Re: ExitNodes for encrypted connects only are not possible. Why?
-BEGIN PGP SIGNED MESSAGE- Hash: SHA1 On 05/09/2009 01:38 PM, Gitano wrote: >> It's unlikely that the criteria you pasted above will be changed. There >> need to be some criteria, and if almost every node matches them, the >> flag would be useless. > > Ok, but adding one more 'secure' port beside 443 would be enough in this > case. I'm not sure what you are trying to achieve with that. The idea is not to flag as many nodes that permit exiting as Exit nodes. The idea is to relieve the exit nodes carrying most of the exit traffic from acting as middle nodes, so that they can push more exit traffic. The same is done for guard nodes, by the way. It's unlikely that your node would carry as much exit traffic with the five ports you mentioned as compared to other nodes that already meet the requirements for the Exit flag. Of course the requirements could be lowered to assign the Exit flag to more relays. But it defeats the purpose if too many nodes have that flag. In the end, all nodes would see the same load as before, without the Exit flag. I'm not saying that the current definition for the Exit flag is perfect. But right now we lack good data to come up with a better definition. Best, - --Karsten -BEGIN PGP SIGNATURE- Version: GnuPG v1.4.9 (GNU/Linux) Comment: Using GnuPG with Mozilla - http://enigmail.mozdev.org iEYEARECAAYFAkoFvy8ACgkQ0M+WPffBEmXMawCgkzkbYdk1J4F6y7VSxdfxUKTm LeoAoMNHbXYG6BqSIFu2dpq3VQ+He56t =O2DW -END PGP SIGNATURE-
Re: ExitNodes for encrypted connects only are not possible. Why?

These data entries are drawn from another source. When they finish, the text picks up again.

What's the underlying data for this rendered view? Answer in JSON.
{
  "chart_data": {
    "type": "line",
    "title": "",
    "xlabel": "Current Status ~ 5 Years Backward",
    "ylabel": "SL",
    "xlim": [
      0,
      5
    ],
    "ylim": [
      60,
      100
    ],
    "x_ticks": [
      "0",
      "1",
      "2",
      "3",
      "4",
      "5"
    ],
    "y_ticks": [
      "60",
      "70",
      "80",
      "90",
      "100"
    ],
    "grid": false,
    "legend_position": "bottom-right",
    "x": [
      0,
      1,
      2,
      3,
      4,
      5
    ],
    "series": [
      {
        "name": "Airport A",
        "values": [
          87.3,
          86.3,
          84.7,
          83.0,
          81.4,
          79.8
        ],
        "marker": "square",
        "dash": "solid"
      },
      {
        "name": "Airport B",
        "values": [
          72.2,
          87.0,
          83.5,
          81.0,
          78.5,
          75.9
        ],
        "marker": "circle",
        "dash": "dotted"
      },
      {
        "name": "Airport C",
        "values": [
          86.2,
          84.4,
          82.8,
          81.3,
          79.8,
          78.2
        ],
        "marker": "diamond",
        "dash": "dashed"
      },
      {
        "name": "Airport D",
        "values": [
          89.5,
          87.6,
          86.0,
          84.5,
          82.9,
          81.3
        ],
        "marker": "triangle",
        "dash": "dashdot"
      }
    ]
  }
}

Karsten Loesing wrote: > Feel free to configure your node to exit to those 5 ports only. That > makes your node an exit node for connections to those ports. > > Your node won't get the Exit flag, though, but that's not required for > being an exit node. The Exit flag is used by clients for path selection. > Relays with the Exit flag are selected less often for non-exit > positions, so that their bandwidth is saved for exiting connections. > That means that your node will be selected more often as middle node and > less often as exit node compared to relays that have the Exit flag. Thank you for illuminating this. I will do so. > It's unlikely that the criteria you pasted above will be changed. There > need to be some criteria, and if almost every node matches them, the > flag would be useless. Ok, but adding one more 'secure' port beside 443 would be enough in this case.
Re: ExitNodes for encrypted connects only are not possible. Why?
-BEGIN PGP SIGNED MESSAGE- Hash: SHA1 On 05/09/2009 11:19 AM, Gitano wrote: > In 'git.torproject.org/checkout/tor/master/doc/spec/dir-spec.txt' > ExitNodes are defined as: > >"Exit" -- A router is called an 'Exit' iff it allows exits to at > least two of the ports 80, 443, and 6667 and allows exits to at > least one /8 address space. > > I would like to setup my ExitNode for ports 443, 465, 563, 993, 995 > (https, ssmtp, nntps, imaps, pop3s) only, but this is not possible. > > What's the reason behind this? Is there any chance to loose this > restriction in one of the next releases? Feel free to configure your node to exit to those 5 ports only. That makes your node an exit node for connections to those ports. Your node won't get the Exit flag, though, but that's not required for being an exit node. The Exit flag is used by clients for path selection. Relays with the Exit flag are selected less often for non-exit positions, so that their bandwidth is saved for exiting connections. That means that your node will be selected more often as middle node and less often as exit node compared to relays that have the Exit flag. It's unlikely that the criteria you pasted above will be changed. There need to be some criteria, and if almost every node matches them, the flag would be useless. Hope that helps! - --Karsten -BEGIN PGP SIGNATURE- Version: GnuPG v1.4.9 (GNU/Linux) Comment: Using GnuPG with Mozilla - http://enigmail.mozdev.org iEYEARECAAYFAkoFTeEACgkQ0M+WPffBEmX4jgCgncZIgKLe1t4nK3Fau0NWirws eCgAnRC4XUqHvaBHpv9WZ9y1hP+JZb6T =yEhk -END PGP SIGNATURE-
ExitNodes for encrypted connects only are not possible. Why?
In 'git.torproject.org/checkout/tor/master/doc/spec/dir-spec.txt' ExitNodes are defined as: "Exit" -- A router is called an 'Exit' iff it allows exits to at least two of the ports 80, 443, and 6667 and allows exits to at least one /8 address space. I would like to setup my ExitNode for ports 443, 465, 563, 993, 995 (https, ssmtp, nntps, imaps, pop3s) only, but this is not possible. What's the reason behind this? Is there any chance to loose this restriction in one of the next releases?